Fundamental Forecast for EUR/USD: Neutral
- The ECB meets this week, but it is an off-cycle meeting for staff projections, so no change in policy is expected. ECB President Draghi’s press conference is in the spotlight.
- Profit taking in the Euro is possible if the ECB takes issue with the rally in the exchange rate and underperformance in energy prices in recent weeks.
- See our Q3’17 EUR/USD forecast at the start of the new quarter.
The Euro took a step back last week, even as the US Dollar suffered broadly, perhaps exposing the Euro as a currency whose good fortune has been priced in. The most recent driver, higher sovereign bond yields on the back of hawkish commentary from European Central Bank officials, had run its course.
Even with the ECB set to meet this Thursday for the July meeting, a lack of new staff economic projections (SEPs) should keep a lid on interest rate speculation. As a result, with the ECB set to keep rates unchanged, traders should be focusing on President Mario Draghi’s press conference for clues as to what the central bank will do next.
With the ECB quiet for some time about the FX channel, the Euro had been given some breathing room to rally against its peers.

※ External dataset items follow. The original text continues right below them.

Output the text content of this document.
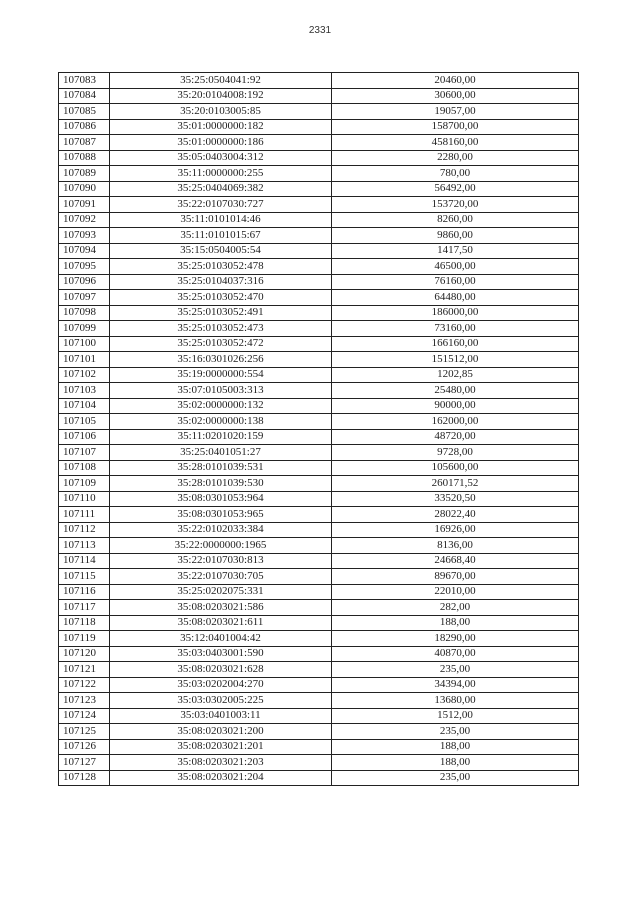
2331
107083	35:25:0504041:92	20460,00
107084	35:20:0104008:192	30600,00
107085	35:20:0103005:85	19057,00
107086	35:01:0000000:182	158700,00
107087	35:01:0000000:186	458160,00
107088	35:05:0403004:312	2280,00
107089	35:11:0000000:255	780,00
107090	35:25:0404069:382	56492,00
107091	35:22:0107030:727	153720,00
107092	35:11:0101014:46	8260,00
107093	35:11:0101015:67	9860,00
107094	35:15:0504005:54	1417,50
107095	35:25:0103052:478	46500,00
107096	35:25:0104037:316	76160,00
107097	35:25:0103052:470	64480,00
107098	35:25:0103052:491	186000,00
107099	35:25:0103052:473	73160,00
107100	35:25:0103052:472	166160,00
107101	35:16:0301026:256	151512,00
107102	35:19:0000000:554	1202,85
107103	35:07:0105003:313	25480,00
107104	35:02:0000000:132	90000,00
107105	35:02:0000000:138	162000,00
107106	35:11:0201020:159	48720,00
107107	35:25:0401051:27	9728,00
107108	35:28:0101039:531	105600,00
107109	35:28:0101039:530	260171,52
107110	35:08:0301053:964	33520,50
107111	35:08:0301053:965	28022,40
107112	35:22:0102033:384	16926,00
107113	35:22:0000000:1965	8136,00
107114	35:22:0107030:813	24668,40
107115	35:22:0107030:705	89670,00
107116	35:25:0202075:331	22010,00
107117	35:08:0203021:586	282,00
107118	35:08:0203021:611	188,00
107119	35:12:0401004:42	18290,00
107120	35:03:0403001:590	40870,00
107121	35:08:0203021:628	235,00
107122	35:03:0202004:270	34394,00
107123	35:03:0302005:225	13680,00
107124	35:03:0401003:11	1512,00
107125	35:08:0203021:200	235,00
107126	35:08:0203021:201	188,00
107127	35:08:0203021:203	188,00
107128	35:08:0203021:204	235,00
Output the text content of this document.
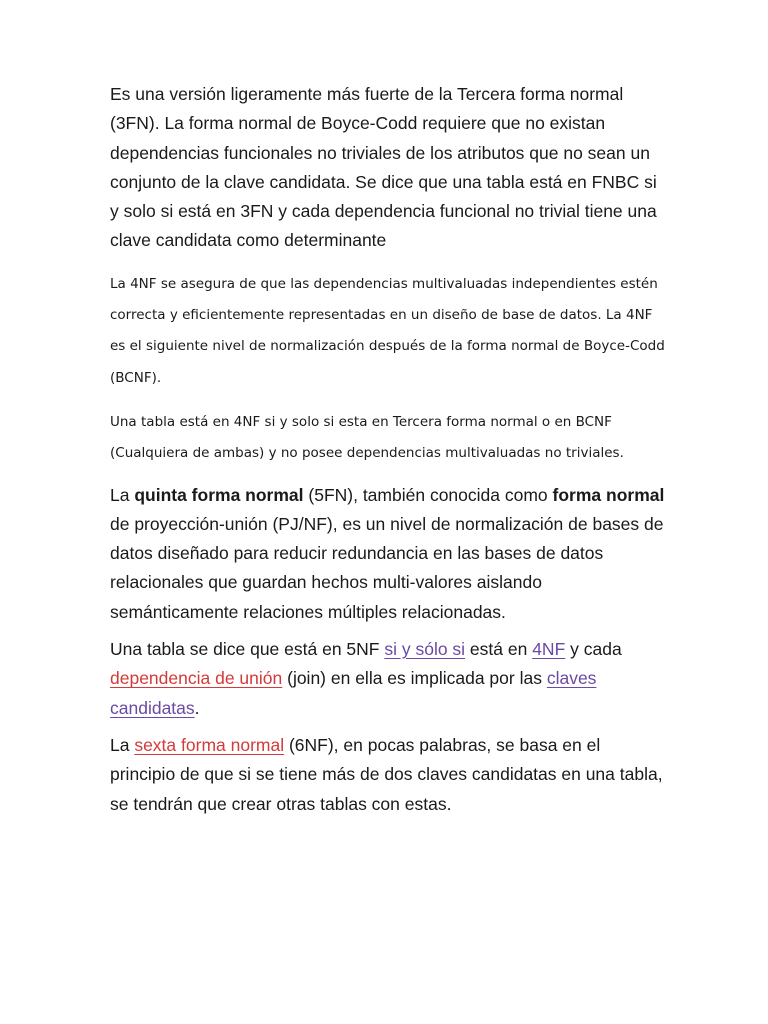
Es una versión ligeramente más fuerte de la Tercera forma normal (3FN). La forma normal de Boyce-Codd requiere que no existan dependencias funcionales no triviales de los atributos que no sean un conjunto de la clave candidata. Se dice que una tabla está en FNBC si y solo si está en 3FN y cada dependencia funcional no trivial tiene una clave candidata como determinante

La 4NF se asegura de que las dependencias multivaluadas independientes estén correcta y eficientemente representadas en un diseño de base de datos. La 4NF es el siguiente nivel de normalización después de la forma normal de Boyce-Codd (BCNF).

Una tabla está en 4NF si y solo si esta en Tercera forma normal o en BCNF (Cualquiera de ambas) y no posee dependencias multivaluadas no triviales.

La quinta forma normal (5FN), también conocida como forma normal de proyección-unión (PJ/NF), es un nivel de normalización de bases de datos diseñado para reducir redundancia en las bases de datos relacionales que guardan hechos multi-valores aislando semánticamente relaciones múltiples relacionadas.

Una tabla se dice que está en 5NF si y sólo si está en 4NF y cada dependencia de unión (join) en ella es implicada por las claves candidatas.

La sexta forma normal (6NF), en pocas palabras, se basa en el principio de que si se tiene más de dos claves candidatas en una tabla, se tendrán que crear otras tablas con estas.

Yet the Euro’s strength may only be tolerated for so long. The ECB’s technical assumption for EUR/USD in 2017 is 1.0800; it closed last week just above $1.1450. Brent Oil, the energy input the ECB bases their inflation forecasts around, is forecast at $51.60 per barrel for 2017. Energy prices are underperforming the ECB’s forecast by -5.2%.
A few more months of a stronger Euro, weaker energy prices, and persistent underperformance in inflation readings, and it’s easy to envision the ECB taking issue with the market’s hawkish interpretation of the policy adjustments being made. For now, it seems officials are suggesting that a step down in the QE program could come as soon as September.The key point is that it’s just not going to be this week. Due to the fact that the ECB is one of many central banks that have fallen into a predictable pattern of when policy action is most likely to arrive – only when forecasts are updated – this means that September or December will likely be when any significant issues are raised.
Market positioning would dictate that a move lower in the Euro on Thursday around the ECB rate decision would be of the profit taking variety. Certainly, the Euro long trade is getting crowded (relatively speaking). According to the CFTC’s latest COT report, there were 83.8K net-long contracts held by speculators in the futures market for the week ended July 11, the highest level since the week ended May 3, 2011.
In lieu of new staff forecasts, ECB President Mario Draghi’s press conference will carry additional weight as market participants try to read between the lines. Given the recent pattern of President Draghi trying explicitly to prevent a sharp correction higher in core sovereign yields after ECB rate decisions, the Euro may be hard pressed to find bullish drivers on Thursday.